Mattermost exposes the following Prometheus metrics for auto-translation:

  • mattermost_autotranslation_queue_depth_total (Gauge) — current tasks waiting in the queue. A steadily rising value means workers can’t keep up with incoming posts.

  • mattermost_autotranslation_provider_call_duration_seconds (Histogram; labels: provider, result) — translation provider latency. This is the avg_provider_latency_ms value used in the formula above. Calculate the average with the following PromQL query:

    rate(mattermost_autotranslation_provider_call_duration_seconds_sum{result="success"}[10m])
    /
    rate(mattermost_autotranslation_provider_call_duration_seconds_count{result="success"}[10m])
    
  • mattermost_autotranslation_worker_task_duration_seconds (Histogram) — total time for a worker to process one post across all target languages.

Configuration reference

  • Translation workers: The number of concurrent workers per node. Default is 6. Increase this value for high-traffic deployments or decrease it to reduce resource consumption.

  • Translation timeout: The maximum time in milliseconds for a single translation request. Default is 5000 ms (5 seconds). Increase this value if your translation provider is experiencing timeouts due to network latency or high load.

You can also update the worker count from the command line using mmctl:

mmctl config set AutoTranslationSettings.Workers <number>

Frequently asked questions

Why aren’t messages being translated?

  • Verify auto-translation is enabled globally in System Console > Site Configuration > Localization.

  • Verify auto-translation is enabled for the specific channel.

  • Confirm a translation provider is selected and properly configured.

  • Check that the Mattermost server can reach the translation provider (LibreTranslate URL or Agents plugin).

  • Review Mattermost server logs for translation errors.

What happens when the translation provider is unavailable?

Messages are still posted normally. Translations that fail due to provider downtime are skipped, and users see the original untranslated message. When the provider recovers, new messages are translated as expected.

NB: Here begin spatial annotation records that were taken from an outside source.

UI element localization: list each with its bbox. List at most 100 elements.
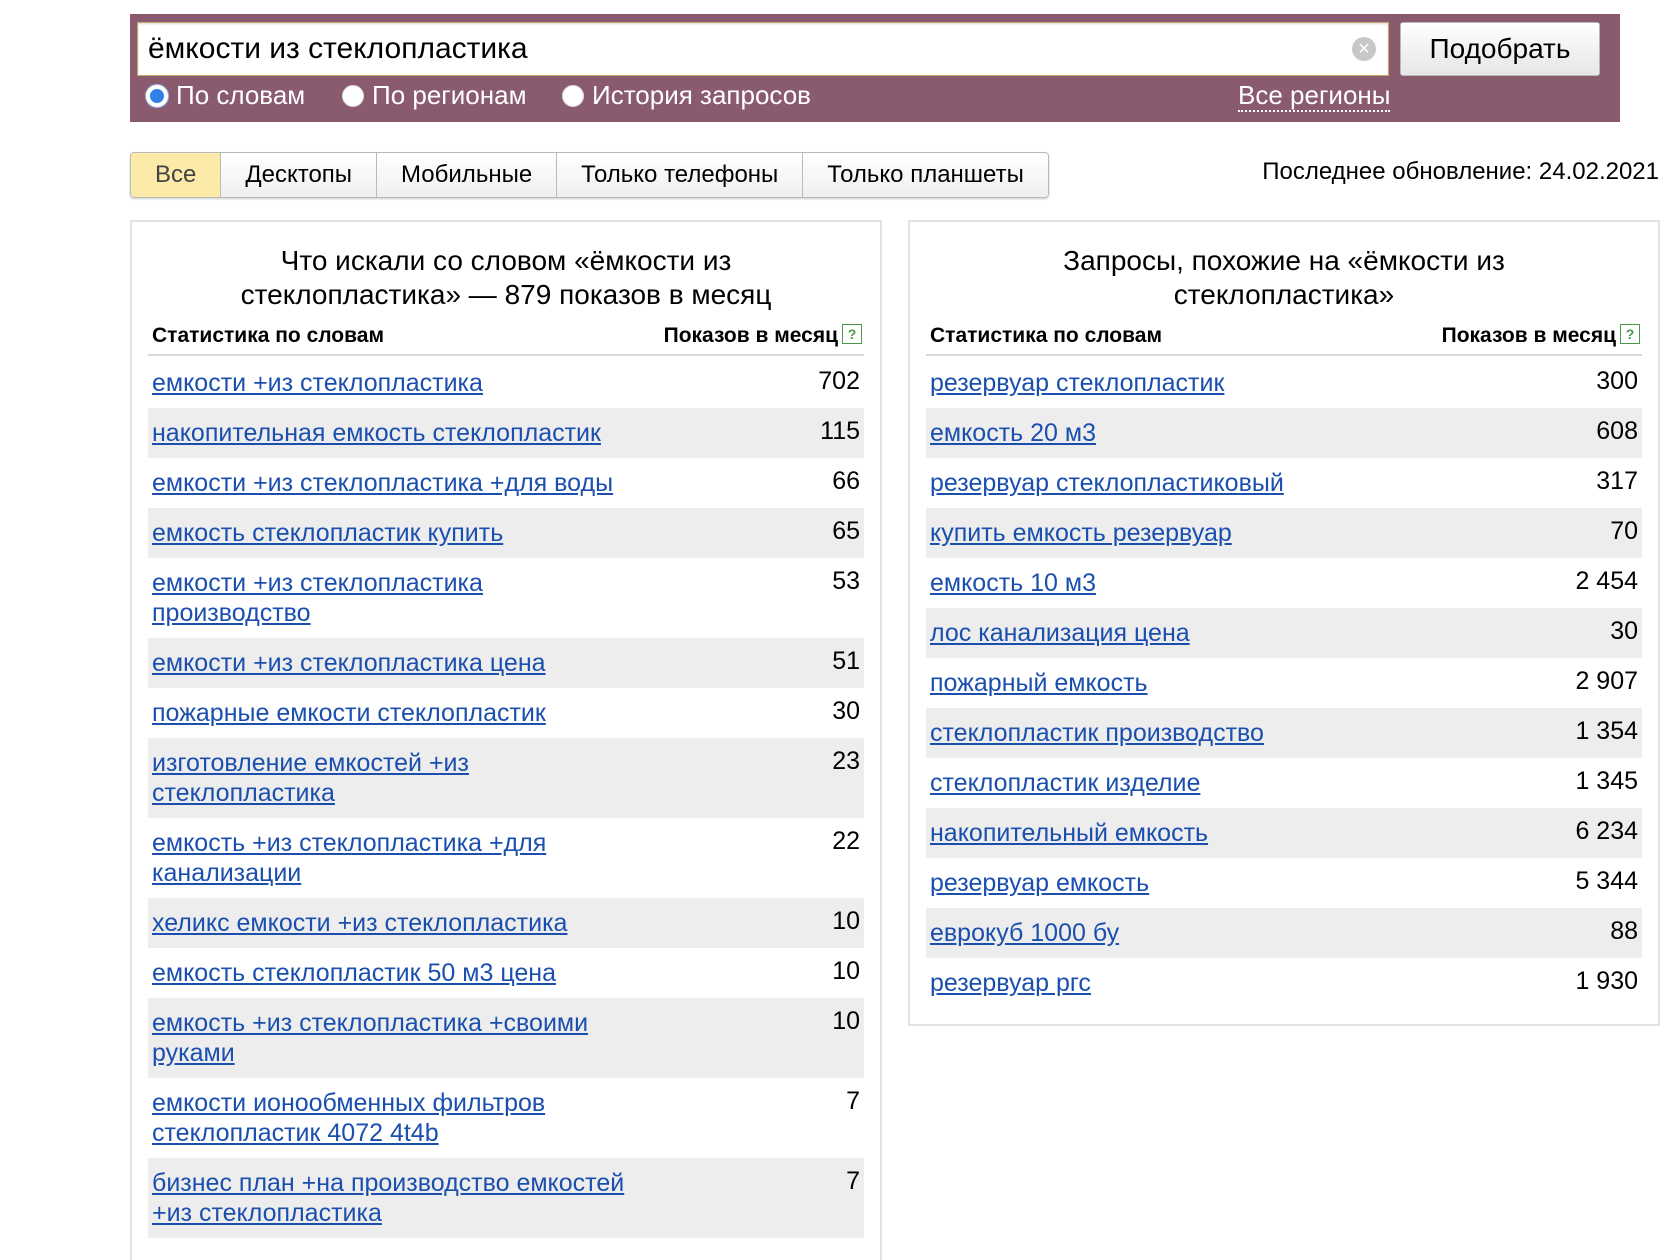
- phrase-link[interactable]: лос канализация цена: [930, 608, 1190, 658]
- count: 65: [832, 517, 860, 545]
- phrase-link[interactable]: емкости +из стеклопластика цена: [152, 638, 546, 688]
- mode-by-regions[interactable]: По регионам: [342, 80, 526, 111]
- table-row: изготовление емкостей +из стеклопластика…: [148, 738, 864, 818]
- count: 88: [1610, 917, 1638, 945]
- table-header: Статистика по словам Показов в месяц ?: [926, 324, 1642, 356]
- count: 1 354: [1575, 717, 1638, 745]
- count: 22: [832, 827, 860, 855]
- last-update: Последнее обновление: 24.02.2021: [1262, 158, 1659, 185]
- phrase-link[interactable]: резервуар ргс: [930, 958, 1091, 1008]
- clear-icon[interactable]: ×: [1352, 37, 1376, 61]
- table-row: емкость +из стеклопластика +для канализа…: [148, 818, 864, 898]
- table-header: Статистика по словам Показов в месяц ?: [148, 324, 864, 356]
- phrase-link[interactable]: емкость стеклопластик купить: [152, 508, 503, 558]
- tab-desktops[interactable]: Десктопы: [221, 153, 378, 197]
- radio-icon[interactable]: [562, 84, 584, 107]
- phrase-link[interactable]: резервуар стеклопластик: [930, 358, 1224, 408]
- table-row: бизнес план +на производство емкостей +и…: [148, 1158, 864, 1238]
- mode-history[interactable]: История запросов: [562, 80, 811, 111]
- phrase-link[interactable]: изготовление емкостей +из стеклопластика: [152, 738, 502, 818]
- all-regions-link[interactable]: Все регионы: [1238, 80, 1391, 112]
- table-row: емкости +из стеклопластика производство 5…: [148, 558, 864, 638]
- table-row: емкости +из стеклопластика 702: [148, 358, 864, 408]
- phrase-link[interactable]: емкости +из стеклопластика +для воды: [152, 458, 613, 508]
- phrase-link[interactable]: стеклопластик изделие: [930, 758, 1200, 808]
- help-icon[interactable]: ?: [1620, 324, 1640, 344]
- count: 70: [1610, 517, 1638, 545]
- table-row: пожарный емкость 2 907: [926, 658, 1642, 708]
- table-row: емкости +из стеклопластика цена 51: [148, 638, 864, 688]
- panel-title: Что искали со словом «ёмкости из стеклоп…: [240, 245, 772, 310]
- count: 10: [832, 907, 860, 935]
- phrase-link[interactable]: резервуар стеклопластиковый: [930, 458, 1284, 508]
- tab-mobile[interactable]: Мобильные: [377, 153, 558, 197]
- count: 10: [832, 1007, 860, 1035]
- count: 115: [820, 417, 860, 445]
- phrase-link[interactable]: емкости +из стеклопластика производство: [152, 558, 502, 638]
- column-header-shows: Показов в месяц: [1441, 324, 1616, 347]
- table-row: емкости ионообменных фильтров стеклоплас…: [148, 1078, 864, 1158]
- phrase-link[interactable]: емкость +из стеклопластика +для канализа…: [152, 818, 572, 898]
- tab-phones-only[interactable]: Только телефоны: [557, 153, 804, 197]
- phrase-link[interactable]: хеликс емкости +из стеклопластика: [152, 898, 567, 948]
- count: 30: [1610, 617, 1638, 645]
- phrase-link[interactable]: пожарные емкости стеклопластик: [152, 688, 546, 738]
- mode-by-words[interactable]: По словам: [146, 80, 305, 111]
- words-panel: Что искали со словом «ёмкости из стеклоп…: [130, 220, 882, 1260]
- table-row: стеклопластик производство 1 354: [926, 708, 1642, 758]
- mode-label: История запросов: [592, 80, 811, 110]
- count: 51: [832, 647, 860, 675]
- table-row: стеклопластик изделие 1 345: [926, 758, 1642, 808]
- count: 10: [832, 957, 860, 985]
- table-row: емкость 10 м3 2 454: [926, 558, 1642, 608]
- table-row: накопительная емкость стеклопластик 115: [148, 408, 864, 458]
- similar-table: резервуар стеклопластик 300 емкость 20 м3…: [926, 358, 1642, 1008]
- search-input[interactable]: [148, 23, 1318, 75]
- phrase-link[interactable]: резервуар емкость: [930, 858, 1149, 908]
- submit-button[interactable]: Подобрать: [1400, 22, 1600, 76]
- table-row: еврокуб 1000 бу 88: [926, 908, 1642, 958]
- phrase-link[interactable]: накопительная емкость стеклопластик: [152, 408, 601, 458]
- table-row: резервуар стеклопластиковый 317: [926, 458, 1642, 508]
- search-field[interactable]: ×: [137, 22, 1389, 76]
- device-tabs: Все Десктопы Мобильные Только телефоны Т…: [130, 152, 1049, 198]
- phrase-link[interactable]: стеклопластик производство: [930, 708, 1264, 758]
- table-row: резервуар емкость 5 344: [926, 858, 1642, 908]
- count: 23: [832, 747, 860, 775]
- count: 7: [846, 1087, 860, 1115]
- mode-label: По регионам: [372, 80, 527, 110]
- count: 1 930: [1575, 967, 1638, 995]
- count: 2 907: [1575, 667, 1638, 695]
- column-header-words: Статистика по словам: [152, 324, 384, 347]
- phrase-link[interactable]: еврокуб 1000 бу: [930, 908, 1119, 958]
- count: 5 344: [1575, 867, 1638, 895]
- words-table: емкости +из стеклопластика 702 накопитель…: [148, 358, 864, 1238]
- phrase-link[interactable]: накопительный емкость: [930, 808, 1208, 858]
- count: 6 234: [1575, 817, 1638, 845]
- table-row: лос канализация цена 30: [926, 608, 1642, 658]
- table-row: емкость стеклопластик 50 м3 цена 10: [148, 948, 864, 998]
- count: 702: [818, 367, 860, 395]
- phrase-link[interactable]: емкость 10 м3: [930, 558, 1096, 608]
- count: 66: [832, 467, 860, 495]
- radio-selected-icon[interactable]: [146, 84, 168, 107]
- phrase-link[interactable]: емкость 20 м3: [930, 408, 1096, 458]
- radio-icon[interactable]: [342, 84, 364, 107]
- phrase-link[interactable]: пожарный емкость: [930, 658, 1148, 708]
- phrase-link[interactable]: емкость стеклопластик 50 м3 цена: [152, 948, 556, 998]
- phrase-link[interactable]: емкости +из стеклопластика: [152, 358, 483, 408]
- count: 608: [1596, 417, 1638, 445]
- phrase-link[interactable]: купить емкость резервуар: [930, 508, 1232, 558]
- similar-queries-panel: Запросы, похожие на «ёмкости из стеклопл…: [908, 220, 1660, 1026]
- phrase-link[interactable]: бизнес план +на производство емкостей +и…: [152, 1158, 652, 1238]
- phrase-link[interactable]: емкость +из стеклопластика +своими рукам…: [152, 998, 622, 1078]
- phrase-link[interactable]: емкости ионообменных фильтров стеклоплас…: [152, 1078, 572, 1158]
- tab-all[interactable]: Все: [131, 153, 222, 197]
- column-header-words: Статистика по словам: [930, 324, 1162, 347]
- count: 1 345: [1575, 767, 1638, 795]
- count: 2 454: [1575, 567, 1638, 595]
- count: 53: [832, 567, 860, 595]
- help-icon[interactable]: ?: [842, 324, 862, 344]
- tab-tablets-only[interactable]: Только планшеты: [803, 153, 1048, 197]
- table-row: купить емкость резервуар 70: [926, 508, 1642, 558]
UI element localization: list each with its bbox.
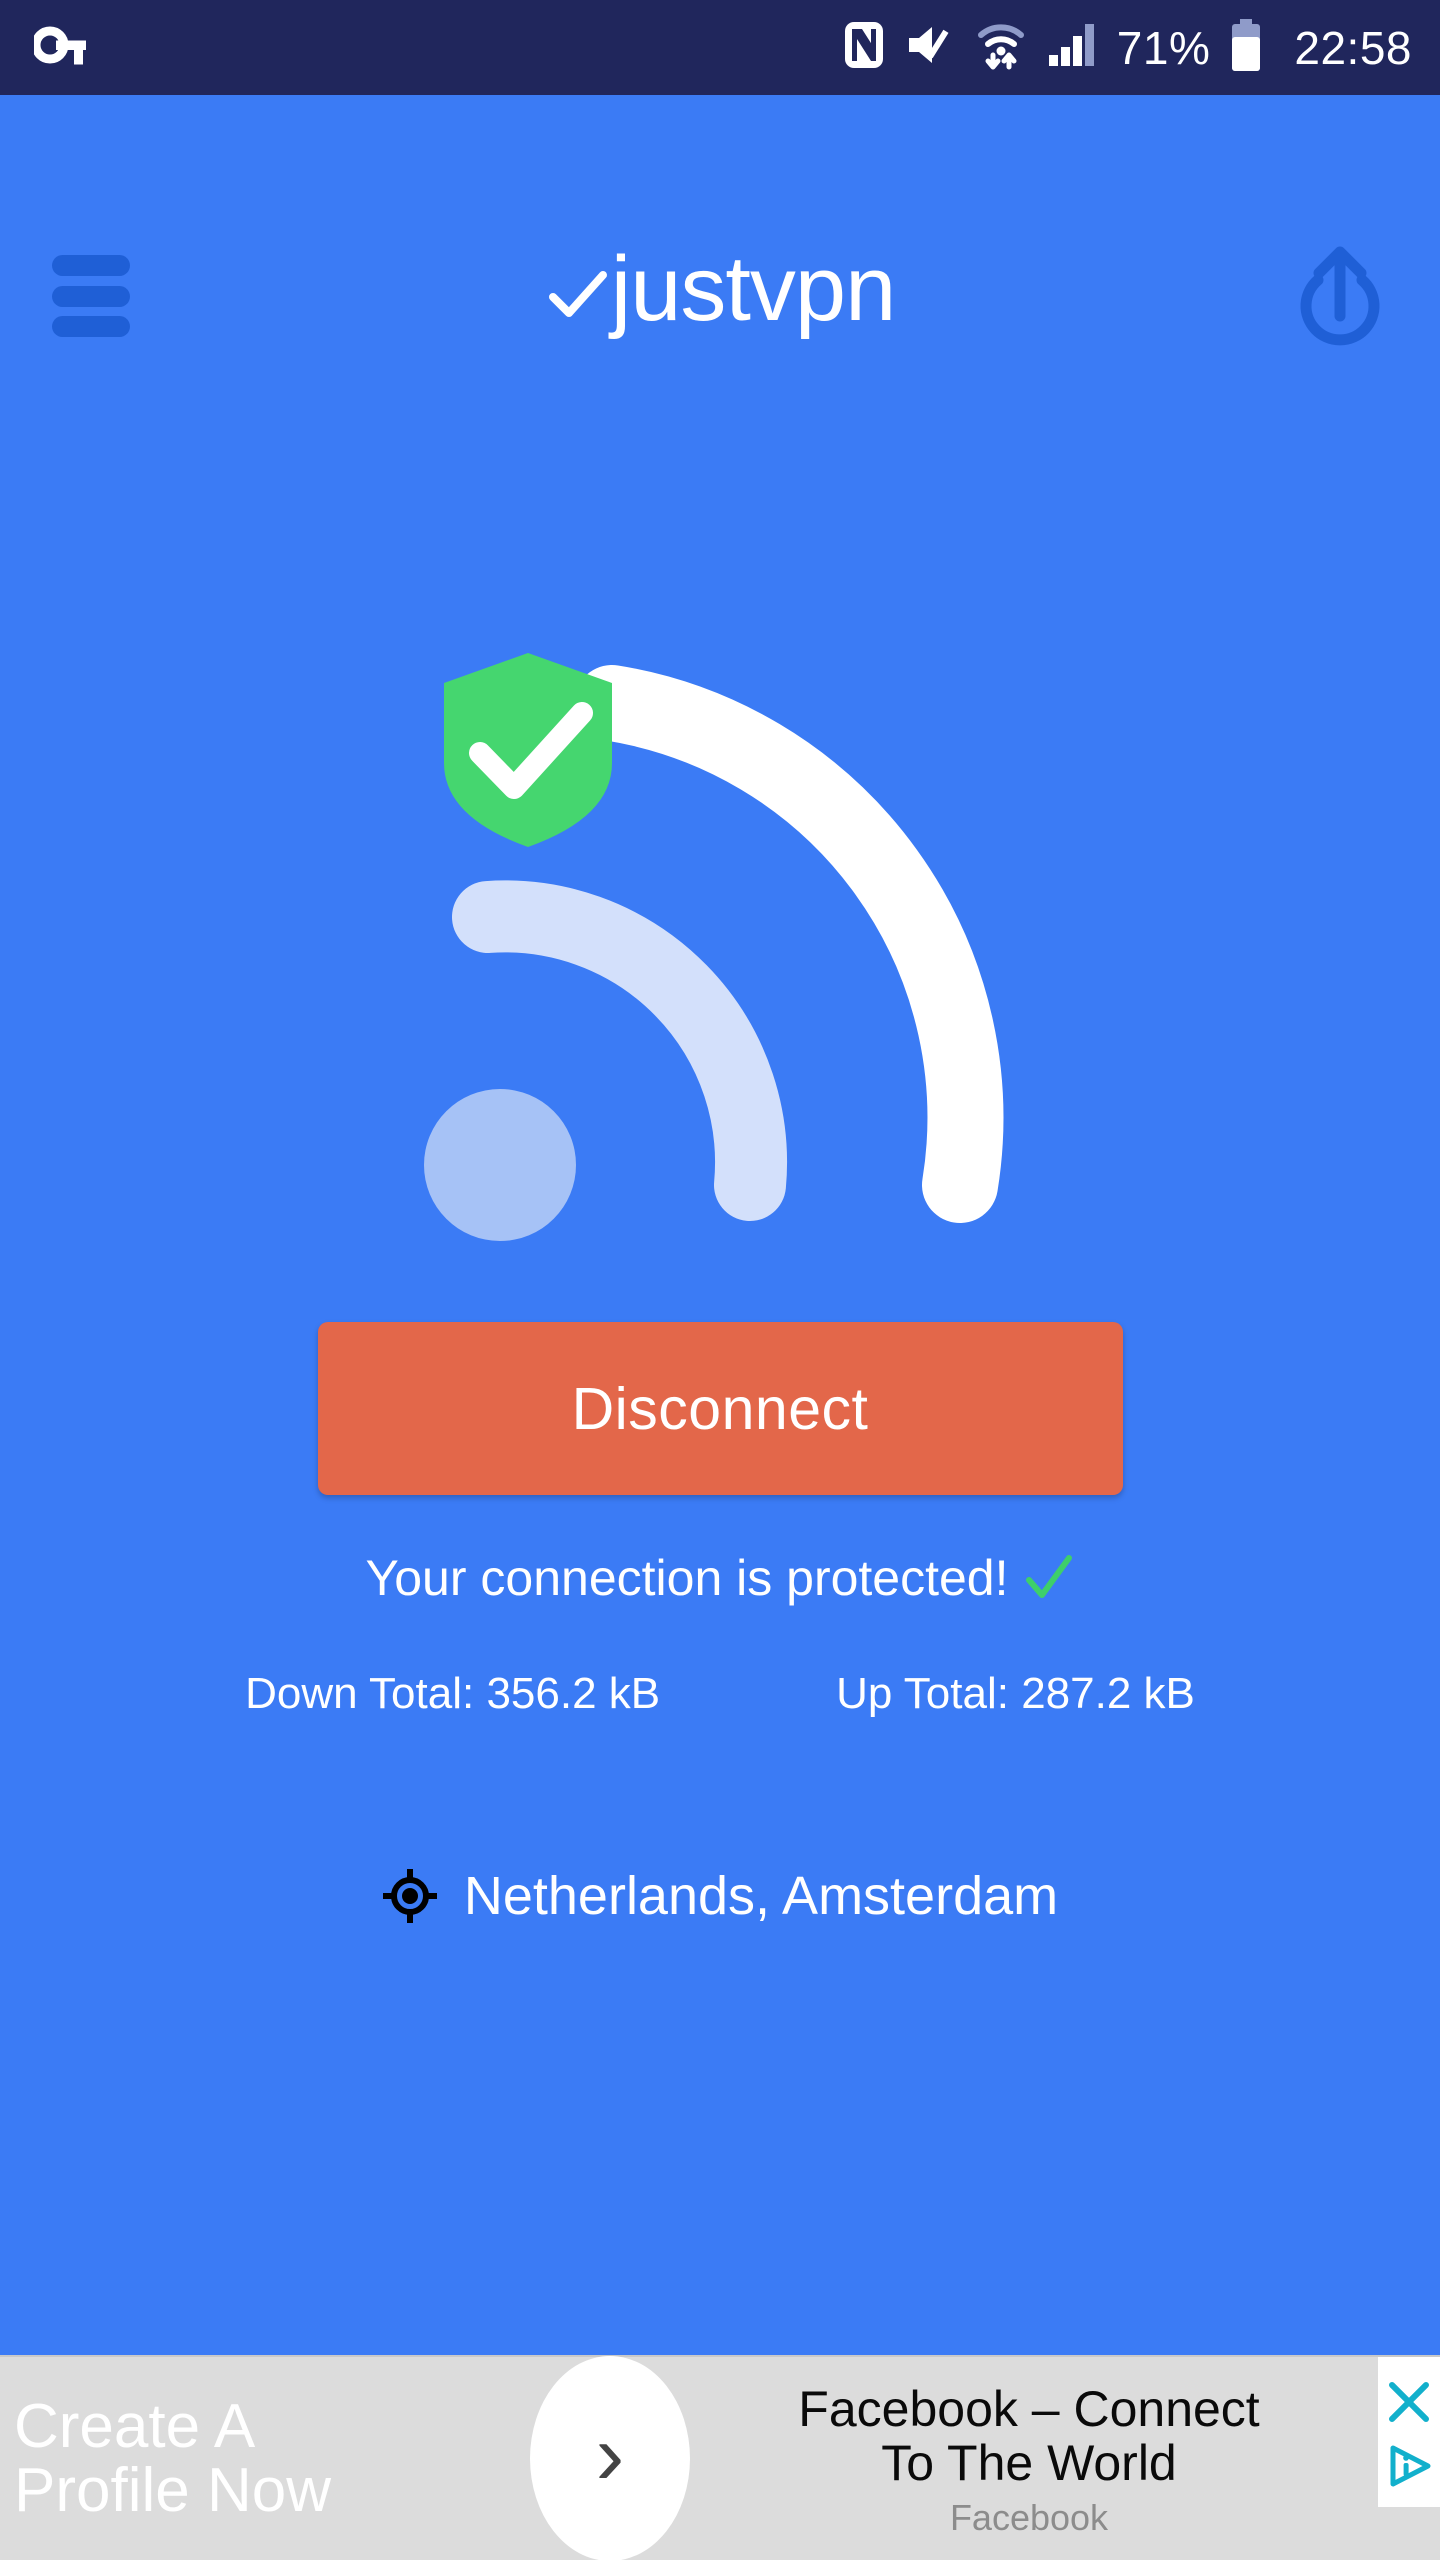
ad-advertiser-label: Facebook: [949, 2496, 1109, 2538]
ad-left-text: Create A Profile Now: [0, 2357, 520, 2560]
check-icon: [545, 263, 609, 327]
green-shield-check-icon: [444, 653, 612, 847]
app-root: 71% 22:58 justvpn Disconnect Your connec…: [0, 0, 1440, 2560]
gps-crosshair-icon: [382, 1868, 438, 1924]
close-x-icon[interactable]: [1386, 2379, 1432, 2425]
ad-title-line-2: To The World: [881, 2434, 1177, 2491]
ad-title-line-1: Facebook – Connect: [798, 2380, 1260, 2437]
ad-controls: [1378, 2357, 1440, 2507]
status-bar: 71% 22:58: [0, 0, 1440, 95]
status-bar-right: 71% 22:58: [843, 19, 1412, 76]
down-total-label: Down Total: 356.2 kB: [245, 1669, 661, 1718]
wifi-dot: [424, 1089, 576, 1241]
brand-logo: justvpn: [0, 243, 1440, 335]
ad-banner[interactable]: Create A Profile Now › Facebook – Connec…: [0, 2355, 1440, 2560]
battery-icon: [1230, 19, 1262, 76]
chevron-right-icon[interactable]: ›: [530, 2356, 690, 2560]
protected-wifi-signal-icon: [0, 620, 1440, 1270]
wifi-transfer-icon: [975, 19, 1027, 76]
status-bar-left: [31, 24, 90, 71]
ad-right-text: Facebook – Connect To The World Facebook: [700, 2357, 1378, 2560]
power-upgrade-icon[interactable]: [1292, 240, 1388, 350]
nfc-icon: [843, 20, 885, 75]
ad-left-line-2: Profile Now: [14, 2455, 331, 2525]
disconnect-button[interactable]: Disconnect: [317, 1322, 1123, 1495]
server-location-row[interactable]: Netherlands, Amsterdam: [0, 1868, 1440, 1924]
connection-status-label: Your connection is protected!: [365, 1550, 1009, 1606]
clock-label: 22:58: [1294, 21, 1412, 74]
volume-mute-icon: [905, 22, 955, 73]
green-check-icon: [1023, 1552, 1075, 1604]
wifi-signal-graphic: [424, 653, 1004, 1241]
server-location-label: Netherlands, Amsterdam: [463, 1866, 1059, 1926]
cellular-signal-icon: [1047, 22, 1097, 73]
traffic-totals: Down Total: 356.2 kB Up Total: 287.2 kB: [0, 1672, 1440, 1716]
app-header: justvpn: [0, 95, 1440, 346]
vpn-key-icon: [31, 24, 90, 71]
ad-arrow-wrapper: ›: [520, 2356, 700, 2560]
connection-status-row: Your connection is protected!: [0, 1552, 1440, 1604]
battery-percent-label: 71%: [1116, 21, 1211, 74]
disconnect-button-row: Disconnect: [0, 1322, 1440, 1495]
chevron-right-glyph: ›: [595, 2406, 625, 2503]
up-total-label: Up Total: 287.2 kB: [836, 1669, 1195, 1718]
adchoices-icon[interactable]: [1386, 2443, 1432, 2489]
ad-left-line-1: Create A: [14, 2392, 256, 2462]
brand-name: justvpn: [610, 238, 896, 340]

What languages are supported?

Supported languages depend on the translation provider:

  • LibreTranslate: Supports the languages available in your LibreTranslate deployment. See the LibreTranslate language list for details.

  • Agents: Language support depends on the capabilities of the configured LLM. Most modern LLMs support a wide range of languages.

Configure the Languages allowed setting to specify which languages all messages are translated into.